L’atelier succède à ceux déjà tenus en Afrique de l’Est et du Nord. Il précède bien entendu celui de l’Afrique centrale qui est prévu pour le mois de Mai et celui de l’Afrique australe plus tard. Il suscite de ce fait un espoir immense pour les organisateurs du présent atelier. La délimitation et la démarcation des frontières, qui ne l’ont pas encore été, doivent prendre fin en 2012 si les conclusions de Durban sont respectées.

Les tensions et autres entraves laisseront désormais libre cours à des échanges fructueux, du moins les clarifications des frontières physiques artificielles favoriseront la libre circulation des personnes et des biens.

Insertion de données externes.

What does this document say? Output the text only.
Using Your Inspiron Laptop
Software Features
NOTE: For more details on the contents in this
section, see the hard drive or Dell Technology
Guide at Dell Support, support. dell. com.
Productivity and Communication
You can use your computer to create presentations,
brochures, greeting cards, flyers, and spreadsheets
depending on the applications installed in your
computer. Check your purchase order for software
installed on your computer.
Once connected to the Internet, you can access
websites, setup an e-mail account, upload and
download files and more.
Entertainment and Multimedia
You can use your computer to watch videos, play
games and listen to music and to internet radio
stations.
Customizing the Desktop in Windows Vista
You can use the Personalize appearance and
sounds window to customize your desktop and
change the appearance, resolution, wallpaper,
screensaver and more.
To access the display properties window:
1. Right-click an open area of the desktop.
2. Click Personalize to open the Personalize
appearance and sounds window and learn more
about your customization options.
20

Selon le directeur du département libre circulation de la CEDEAO, N’Faly Sanoh, à l’heure de l’intégration, rien ne justifie le fait que les frontières soient sources de conflits. Elles doivent plutôt être un facteur de paix et d’échanges entre les populations des différents pays concernés.

Cette rencontre de deux jours doit alors permettre le renforcement du processus d’intégration. L’intégration par le bas est en marche, il appartient au sommet, c’est-à-dire les autorités administratives et politiques de suivre le pas.